Supermajority Processes In Practice
The best examples of supermajority incentives in the legislative process are probably the adminsitrative law notice and comment process, and the Quaker meeting process, each of which hinges on having a "honest third party" receive input and try to formulate from the input a maximally popular (in the case of administrative rule making) or maximal consensus (in the case of Quaker meeting decision making) stance, by taking into account the details of the concerns expressed.
Monarchs, because they are well positioned to be that honest third party, can, if they are not politically tone deaf, secure support in the fact of partisan elected bodies, precisely by favoring the middle against partisan majorities, and favoring solutions that would secure supermajority support over those that would secure mere majority support.
I think that the Founders probably hoped (largely in vain) for that kind of dynamic to play out in the American political system, something that failed largely because the Presidential election system got locked into the two party dichotomy. It isn't implausible to think that if the Presidential election process could be redesigned to decouple it from partisan politics and instead have this office elected in a way that favored moderates, that a similar dynamic could be established, even without reform at the legislative level, through the veto power.

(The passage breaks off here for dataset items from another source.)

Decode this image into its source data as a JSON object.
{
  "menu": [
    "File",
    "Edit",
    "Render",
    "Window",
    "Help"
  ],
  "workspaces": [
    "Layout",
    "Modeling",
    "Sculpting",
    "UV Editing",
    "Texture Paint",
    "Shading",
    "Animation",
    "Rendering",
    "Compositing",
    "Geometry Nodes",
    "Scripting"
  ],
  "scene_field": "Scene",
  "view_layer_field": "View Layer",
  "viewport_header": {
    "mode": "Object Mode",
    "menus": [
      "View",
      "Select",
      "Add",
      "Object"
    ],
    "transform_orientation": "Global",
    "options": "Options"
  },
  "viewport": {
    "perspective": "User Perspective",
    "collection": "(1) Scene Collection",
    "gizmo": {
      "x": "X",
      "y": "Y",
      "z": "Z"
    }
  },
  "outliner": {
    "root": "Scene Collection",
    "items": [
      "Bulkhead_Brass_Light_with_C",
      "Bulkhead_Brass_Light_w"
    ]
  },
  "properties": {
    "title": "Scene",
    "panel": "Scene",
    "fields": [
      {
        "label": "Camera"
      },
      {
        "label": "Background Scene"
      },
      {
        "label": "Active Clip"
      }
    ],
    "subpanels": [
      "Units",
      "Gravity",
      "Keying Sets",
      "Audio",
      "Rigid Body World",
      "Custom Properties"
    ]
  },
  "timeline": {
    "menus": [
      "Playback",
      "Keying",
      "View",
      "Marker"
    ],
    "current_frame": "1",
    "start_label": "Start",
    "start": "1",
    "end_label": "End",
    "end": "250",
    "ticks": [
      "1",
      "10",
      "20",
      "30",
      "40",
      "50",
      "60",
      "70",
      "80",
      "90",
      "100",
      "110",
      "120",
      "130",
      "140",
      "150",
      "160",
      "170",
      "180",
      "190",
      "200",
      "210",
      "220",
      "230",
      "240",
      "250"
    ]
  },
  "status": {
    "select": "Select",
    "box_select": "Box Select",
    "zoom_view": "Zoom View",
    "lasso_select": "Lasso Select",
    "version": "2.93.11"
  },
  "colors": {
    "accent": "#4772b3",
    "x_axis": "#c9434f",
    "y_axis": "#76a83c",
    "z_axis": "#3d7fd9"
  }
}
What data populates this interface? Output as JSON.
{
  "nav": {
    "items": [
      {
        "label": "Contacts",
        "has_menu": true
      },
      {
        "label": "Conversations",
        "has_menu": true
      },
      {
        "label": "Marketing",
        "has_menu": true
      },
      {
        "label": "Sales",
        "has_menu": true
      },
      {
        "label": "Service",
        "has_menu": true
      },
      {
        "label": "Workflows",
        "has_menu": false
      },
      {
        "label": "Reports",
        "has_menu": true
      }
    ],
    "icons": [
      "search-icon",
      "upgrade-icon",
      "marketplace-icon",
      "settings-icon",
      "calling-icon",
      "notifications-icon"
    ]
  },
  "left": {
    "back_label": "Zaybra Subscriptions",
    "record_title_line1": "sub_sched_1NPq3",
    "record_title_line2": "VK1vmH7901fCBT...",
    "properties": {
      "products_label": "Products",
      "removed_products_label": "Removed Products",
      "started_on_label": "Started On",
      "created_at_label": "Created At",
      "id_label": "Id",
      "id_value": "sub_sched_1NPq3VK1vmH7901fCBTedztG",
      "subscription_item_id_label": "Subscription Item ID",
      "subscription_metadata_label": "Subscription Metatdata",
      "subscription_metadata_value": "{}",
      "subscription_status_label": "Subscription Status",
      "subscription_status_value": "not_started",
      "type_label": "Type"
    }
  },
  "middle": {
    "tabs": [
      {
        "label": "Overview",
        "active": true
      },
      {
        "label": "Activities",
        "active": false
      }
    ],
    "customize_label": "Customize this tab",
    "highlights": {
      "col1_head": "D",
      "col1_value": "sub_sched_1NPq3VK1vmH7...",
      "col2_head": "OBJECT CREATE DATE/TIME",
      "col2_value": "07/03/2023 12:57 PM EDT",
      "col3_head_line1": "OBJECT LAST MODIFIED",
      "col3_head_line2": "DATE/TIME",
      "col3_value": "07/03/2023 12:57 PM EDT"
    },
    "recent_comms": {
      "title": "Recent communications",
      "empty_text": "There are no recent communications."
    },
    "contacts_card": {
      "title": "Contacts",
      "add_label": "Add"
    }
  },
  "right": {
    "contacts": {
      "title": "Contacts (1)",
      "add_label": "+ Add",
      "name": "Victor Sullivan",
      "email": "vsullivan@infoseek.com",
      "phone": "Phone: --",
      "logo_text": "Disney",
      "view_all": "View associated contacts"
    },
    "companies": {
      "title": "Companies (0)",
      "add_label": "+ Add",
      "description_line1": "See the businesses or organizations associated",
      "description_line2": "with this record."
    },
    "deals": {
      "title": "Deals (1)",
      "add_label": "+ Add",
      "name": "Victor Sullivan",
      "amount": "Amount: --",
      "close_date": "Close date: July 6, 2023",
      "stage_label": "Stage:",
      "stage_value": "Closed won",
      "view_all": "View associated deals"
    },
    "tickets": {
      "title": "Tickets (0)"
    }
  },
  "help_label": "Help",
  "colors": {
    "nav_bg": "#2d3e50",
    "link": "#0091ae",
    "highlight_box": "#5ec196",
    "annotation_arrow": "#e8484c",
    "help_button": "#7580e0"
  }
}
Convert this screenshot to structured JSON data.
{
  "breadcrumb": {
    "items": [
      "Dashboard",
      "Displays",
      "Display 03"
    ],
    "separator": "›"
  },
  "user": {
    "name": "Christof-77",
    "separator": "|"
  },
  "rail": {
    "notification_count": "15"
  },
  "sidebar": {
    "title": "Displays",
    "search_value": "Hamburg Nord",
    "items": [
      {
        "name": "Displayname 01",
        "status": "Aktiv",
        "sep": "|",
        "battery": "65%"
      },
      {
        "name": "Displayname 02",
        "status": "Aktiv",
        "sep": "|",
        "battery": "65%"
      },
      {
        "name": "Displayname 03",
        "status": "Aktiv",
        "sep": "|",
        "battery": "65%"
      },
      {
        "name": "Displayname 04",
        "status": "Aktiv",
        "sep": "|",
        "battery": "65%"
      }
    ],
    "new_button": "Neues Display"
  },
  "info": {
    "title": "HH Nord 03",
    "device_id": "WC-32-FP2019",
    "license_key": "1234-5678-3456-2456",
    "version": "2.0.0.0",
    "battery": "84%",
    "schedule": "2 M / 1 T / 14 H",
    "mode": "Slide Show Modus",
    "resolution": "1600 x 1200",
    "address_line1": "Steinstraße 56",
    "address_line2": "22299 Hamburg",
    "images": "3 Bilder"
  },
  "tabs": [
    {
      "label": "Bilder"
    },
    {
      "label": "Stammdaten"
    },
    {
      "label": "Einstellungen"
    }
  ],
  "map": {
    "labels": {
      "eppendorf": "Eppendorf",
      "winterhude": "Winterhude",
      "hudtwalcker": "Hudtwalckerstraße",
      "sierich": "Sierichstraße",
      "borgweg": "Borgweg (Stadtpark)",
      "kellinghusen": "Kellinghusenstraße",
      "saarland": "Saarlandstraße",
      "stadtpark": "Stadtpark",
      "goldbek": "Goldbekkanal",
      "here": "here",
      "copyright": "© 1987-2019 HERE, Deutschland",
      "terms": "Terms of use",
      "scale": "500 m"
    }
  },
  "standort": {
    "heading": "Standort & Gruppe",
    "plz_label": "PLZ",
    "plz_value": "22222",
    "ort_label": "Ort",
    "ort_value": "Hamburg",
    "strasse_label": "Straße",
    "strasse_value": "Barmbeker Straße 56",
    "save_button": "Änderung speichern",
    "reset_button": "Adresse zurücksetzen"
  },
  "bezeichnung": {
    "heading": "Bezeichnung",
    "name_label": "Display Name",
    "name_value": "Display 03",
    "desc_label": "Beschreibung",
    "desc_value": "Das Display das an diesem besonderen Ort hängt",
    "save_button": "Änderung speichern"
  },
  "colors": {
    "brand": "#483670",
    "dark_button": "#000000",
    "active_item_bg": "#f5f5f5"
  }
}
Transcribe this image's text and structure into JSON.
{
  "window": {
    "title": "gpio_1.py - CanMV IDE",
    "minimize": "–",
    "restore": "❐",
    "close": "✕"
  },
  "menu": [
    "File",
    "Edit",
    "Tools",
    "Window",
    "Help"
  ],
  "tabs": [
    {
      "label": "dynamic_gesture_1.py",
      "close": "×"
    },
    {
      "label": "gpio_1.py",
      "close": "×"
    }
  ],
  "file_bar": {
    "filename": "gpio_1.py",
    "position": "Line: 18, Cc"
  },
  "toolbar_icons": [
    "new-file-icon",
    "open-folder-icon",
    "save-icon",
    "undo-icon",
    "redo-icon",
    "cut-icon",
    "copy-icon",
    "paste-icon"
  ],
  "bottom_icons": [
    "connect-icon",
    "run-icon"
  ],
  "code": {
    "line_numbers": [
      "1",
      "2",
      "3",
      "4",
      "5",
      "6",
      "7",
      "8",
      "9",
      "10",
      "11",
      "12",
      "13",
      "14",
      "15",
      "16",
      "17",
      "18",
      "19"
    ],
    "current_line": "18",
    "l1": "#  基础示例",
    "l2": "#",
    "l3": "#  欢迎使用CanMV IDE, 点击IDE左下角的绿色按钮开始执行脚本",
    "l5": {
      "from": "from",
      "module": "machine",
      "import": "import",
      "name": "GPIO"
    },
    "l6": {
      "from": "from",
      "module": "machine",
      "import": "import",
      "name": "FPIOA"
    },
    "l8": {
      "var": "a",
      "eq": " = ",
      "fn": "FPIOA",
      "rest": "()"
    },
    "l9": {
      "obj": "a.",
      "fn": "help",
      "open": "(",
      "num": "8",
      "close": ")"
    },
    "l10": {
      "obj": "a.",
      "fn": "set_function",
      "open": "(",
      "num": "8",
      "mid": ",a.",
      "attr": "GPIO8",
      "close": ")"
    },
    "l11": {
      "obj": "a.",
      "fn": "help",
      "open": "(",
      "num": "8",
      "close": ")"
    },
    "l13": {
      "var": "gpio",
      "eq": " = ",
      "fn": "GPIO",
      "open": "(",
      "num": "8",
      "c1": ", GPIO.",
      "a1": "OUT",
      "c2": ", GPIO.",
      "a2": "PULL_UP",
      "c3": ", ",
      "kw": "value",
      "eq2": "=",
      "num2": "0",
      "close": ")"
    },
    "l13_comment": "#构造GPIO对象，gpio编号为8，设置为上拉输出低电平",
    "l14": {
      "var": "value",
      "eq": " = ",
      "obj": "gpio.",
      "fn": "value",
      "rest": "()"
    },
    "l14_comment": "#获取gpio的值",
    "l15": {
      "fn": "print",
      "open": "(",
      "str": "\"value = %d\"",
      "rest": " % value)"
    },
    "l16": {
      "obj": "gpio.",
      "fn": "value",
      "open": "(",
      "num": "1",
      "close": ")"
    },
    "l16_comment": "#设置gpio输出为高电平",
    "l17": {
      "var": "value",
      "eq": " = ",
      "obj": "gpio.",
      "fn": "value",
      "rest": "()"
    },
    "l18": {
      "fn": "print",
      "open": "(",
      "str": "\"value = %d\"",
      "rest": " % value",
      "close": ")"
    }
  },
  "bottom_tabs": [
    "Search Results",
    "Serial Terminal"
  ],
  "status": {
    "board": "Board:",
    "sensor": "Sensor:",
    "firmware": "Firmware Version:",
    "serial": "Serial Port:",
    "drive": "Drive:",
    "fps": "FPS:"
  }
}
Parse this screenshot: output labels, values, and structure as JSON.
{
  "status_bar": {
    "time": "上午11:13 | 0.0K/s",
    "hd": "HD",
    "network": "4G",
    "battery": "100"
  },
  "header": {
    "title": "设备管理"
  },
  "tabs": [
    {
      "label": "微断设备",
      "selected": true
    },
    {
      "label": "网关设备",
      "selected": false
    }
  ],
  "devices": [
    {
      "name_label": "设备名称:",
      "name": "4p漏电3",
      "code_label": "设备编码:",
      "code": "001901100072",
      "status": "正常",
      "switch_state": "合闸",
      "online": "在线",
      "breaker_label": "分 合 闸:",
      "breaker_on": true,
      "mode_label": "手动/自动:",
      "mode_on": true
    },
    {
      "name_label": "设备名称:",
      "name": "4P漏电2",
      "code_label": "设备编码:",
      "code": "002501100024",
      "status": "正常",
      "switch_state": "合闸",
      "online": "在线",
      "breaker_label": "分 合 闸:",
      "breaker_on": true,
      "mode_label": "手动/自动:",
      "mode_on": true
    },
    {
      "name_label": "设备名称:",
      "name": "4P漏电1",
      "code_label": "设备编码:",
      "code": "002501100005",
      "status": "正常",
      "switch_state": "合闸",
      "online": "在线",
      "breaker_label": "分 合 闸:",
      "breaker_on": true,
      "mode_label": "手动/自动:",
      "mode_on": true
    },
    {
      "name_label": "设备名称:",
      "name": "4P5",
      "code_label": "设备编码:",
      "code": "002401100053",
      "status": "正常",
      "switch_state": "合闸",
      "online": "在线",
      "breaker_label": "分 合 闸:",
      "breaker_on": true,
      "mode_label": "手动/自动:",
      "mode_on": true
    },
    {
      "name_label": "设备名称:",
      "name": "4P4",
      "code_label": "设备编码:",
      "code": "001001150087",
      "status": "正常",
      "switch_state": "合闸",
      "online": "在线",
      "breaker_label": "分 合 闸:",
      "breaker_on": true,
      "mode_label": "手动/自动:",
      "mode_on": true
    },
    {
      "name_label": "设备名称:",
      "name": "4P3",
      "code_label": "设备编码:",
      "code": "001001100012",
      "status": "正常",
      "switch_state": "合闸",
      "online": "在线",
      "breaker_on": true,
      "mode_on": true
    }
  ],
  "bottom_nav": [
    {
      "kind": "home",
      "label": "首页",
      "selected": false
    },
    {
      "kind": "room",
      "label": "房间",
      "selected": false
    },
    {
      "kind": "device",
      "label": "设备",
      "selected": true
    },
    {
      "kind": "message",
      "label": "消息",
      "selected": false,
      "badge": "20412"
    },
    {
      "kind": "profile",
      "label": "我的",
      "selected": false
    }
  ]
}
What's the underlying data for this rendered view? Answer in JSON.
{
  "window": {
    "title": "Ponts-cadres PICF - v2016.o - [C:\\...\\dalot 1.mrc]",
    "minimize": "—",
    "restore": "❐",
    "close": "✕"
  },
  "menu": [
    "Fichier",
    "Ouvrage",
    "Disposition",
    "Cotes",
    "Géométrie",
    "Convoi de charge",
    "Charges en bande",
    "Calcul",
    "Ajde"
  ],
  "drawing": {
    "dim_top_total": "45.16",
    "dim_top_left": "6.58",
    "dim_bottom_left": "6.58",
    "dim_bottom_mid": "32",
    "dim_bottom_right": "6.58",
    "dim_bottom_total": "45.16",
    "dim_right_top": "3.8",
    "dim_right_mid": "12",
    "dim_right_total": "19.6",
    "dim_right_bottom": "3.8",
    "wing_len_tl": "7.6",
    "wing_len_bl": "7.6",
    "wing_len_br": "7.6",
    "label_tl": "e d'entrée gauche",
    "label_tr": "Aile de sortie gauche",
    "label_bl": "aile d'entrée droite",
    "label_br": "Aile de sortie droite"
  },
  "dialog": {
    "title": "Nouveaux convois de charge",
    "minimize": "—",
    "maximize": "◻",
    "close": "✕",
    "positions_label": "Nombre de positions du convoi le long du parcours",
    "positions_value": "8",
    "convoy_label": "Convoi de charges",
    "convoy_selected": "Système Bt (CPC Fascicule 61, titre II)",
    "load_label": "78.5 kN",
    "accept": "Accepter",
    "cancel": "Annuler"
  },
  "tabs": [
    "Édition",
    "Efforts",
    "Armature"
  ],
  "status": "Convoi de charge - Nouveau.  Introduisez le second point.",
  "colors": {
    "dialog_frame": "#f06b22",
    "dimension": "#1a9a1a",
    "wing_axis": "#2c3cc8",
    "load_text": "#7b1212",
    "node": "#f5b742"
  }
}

Indeed, I think it is a fair hypothesis that Governor Ritter's experience with consensus oriented politics as the norm from his days as a special interest advocate for Colorado's District Attorneys' Association may help explain a great deal of his approach to dealing with the Colorado General Assembly, in which he frequently cited process rather than substance oriented objections to legislation in veto messages.
Good legislators in the existing legislative process frequently try to craft such agreements in "smoke filled room" negotiations involving interested parties with a goal of reaching "kumbaya" (i.e. a consensus of the interested parties to support a bill). But, this kind of deal making and mutal accomodation reaching is ill suited to the formal legislative process.
Consensus or supermajority oriented politics are actually much more common than most people would think, indeed, it is the norm. This is because partisan caucuses and special interest groups much each reach consensus or something close to it in order to move boldly on legislative proposals. They tend to stay silent and refrain from acting in the absence of consensus.
In the absence of divided government (something that both the U.S. Congress and Colorado General Assembly are experiencing right now), there is little incentive to stretch beyond a majority supported compromise.
So, in American politics, voters are left between insisting that government function with deals negotiated between the left and right in exchange for a risk a damaging deadlock, within divided government, and government by a right of center, or left of center consensus with little to encourage it to be inclusive.